In the June 18 issue of the British Medical Journal, Sedrakyan and his colleagues suggest ways that clinical trials, observational databases and registries can be used to provide quality assessment and surveillance of both surgery and the use of implanted medical devices.
"The failure to conduct methodologically rigorous studies has led to some devices/surgical interventions, such as metal-on-metal hip implants or robotic surgery, becoming popular without high quality supporting evidence," says Sedrakyan, associate professor of public health and cardiothoracic surgery at Weill Cornell. Sedrakyan worked with a team of researchers from the United Kingdom, and U.S. Food and Drug Administration (who are part of the IDEAL (Idea, Development, Exploration, Assessment, Long-term follow-up) Collaboration. This group is working on ways to improve research in surgery and on medical devices as a way to spur surgical excellence, as well as innovation.
At Weill Cornell Medical College, Sedrakyan leads the Medical Device Epidemiology Network's Science and Infrastructure Center, one of two FDA-funded centers in the country that evaluates medical devices, especially implantable devices. He is the vice-chair of the IDEAL Collaboration advancing device evaluation and, prior to joining Weill Cornell, has worked on post-market surveillance and modernization surveillance at the FDA.
Regulatory agencies in a number of countries, and surgeons themselves, are now seeking ways to address the current lack of evidence-based research in surgery and device fields, Sedrakyan says.
"We have to recognize that not every surgical procedure that is offered is as safe and effective as we thought and so these techniques need to be evaluated," Sedrakyan says. "In addition, new innovative research methods need to be developed that are quite different than those used for the evaluation of pharmaceuticals."
Research in Surgery
Unlike the way drugs are tested, it isn't easy to conduct randomized clinical trials in surgery.
For example, if medical investigators want to know if an experimental cancer drug is more effective than an agent being used in the clinic, they test the new drug against the old one in a randomized clinical trial.
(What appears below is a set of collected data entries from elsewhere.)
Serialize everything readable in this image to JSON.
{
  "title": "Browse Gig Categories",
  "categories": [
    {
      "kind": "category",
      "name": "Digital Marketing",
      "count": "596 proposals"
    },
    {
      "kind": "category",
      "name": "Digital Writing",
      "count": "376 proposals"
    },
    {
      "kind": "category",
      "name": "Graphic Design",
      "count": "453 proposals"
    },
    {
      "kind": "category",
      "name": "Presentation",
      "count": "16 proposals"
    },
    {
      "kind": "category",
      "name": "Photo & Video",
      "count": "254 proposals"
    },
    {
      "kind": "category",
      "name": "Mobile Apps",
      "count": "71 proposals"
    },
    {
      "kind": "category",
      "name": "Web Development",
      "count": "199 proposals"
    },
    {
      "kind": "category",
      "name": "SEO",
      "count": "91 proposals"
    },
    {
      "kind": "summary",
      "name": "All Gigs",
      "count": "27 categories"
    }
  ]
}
Randomly assigned patients use the new drug or old drug.
However, when surgeons are trained to perform a specific kind of operation or have a preference for a particular technique they can't be easily asked to conduct an alternative surgery or apply a different technique so that new and old methods can be compared in a randomized clinical trial. On top of that, there is a variation in the choice of medical devices.
"Historically, the focus of government-funded research has been on pharmaceuticals and often not surgical/device interventions, which has been limited as a consequence. Drugs have certainly dominated the agenda," says Sedrakyan.
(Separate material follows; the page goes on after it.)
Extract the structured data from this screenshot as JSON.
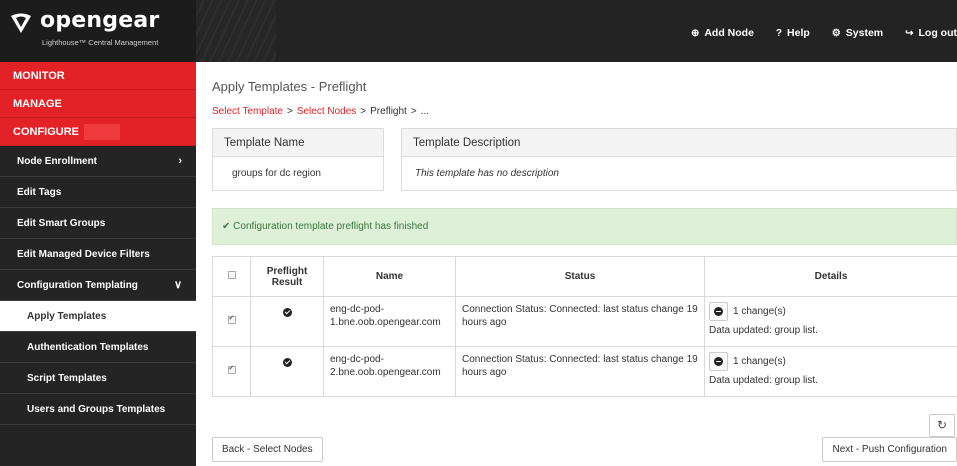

But in their new study, researchers point out that there are methodological ways to use available data that will allow a researcher to compare the safety and effectiveness of different surgical techniques and devices. One method, highlighted in the study, involves the right way to scrutinize observational data that has already been collected within registries or other observational data sources. The study also suggests ways that clinical trials can be conducted in surgery and in the field of implantable devices.
"Our framework can potentially be used by agencies to guide regulatory science related to implantable devices. We can look at the performance of surgery and devices by recognizing the unique aspects of specific types of surgery and by developing robust new methods," says Sedrakyan.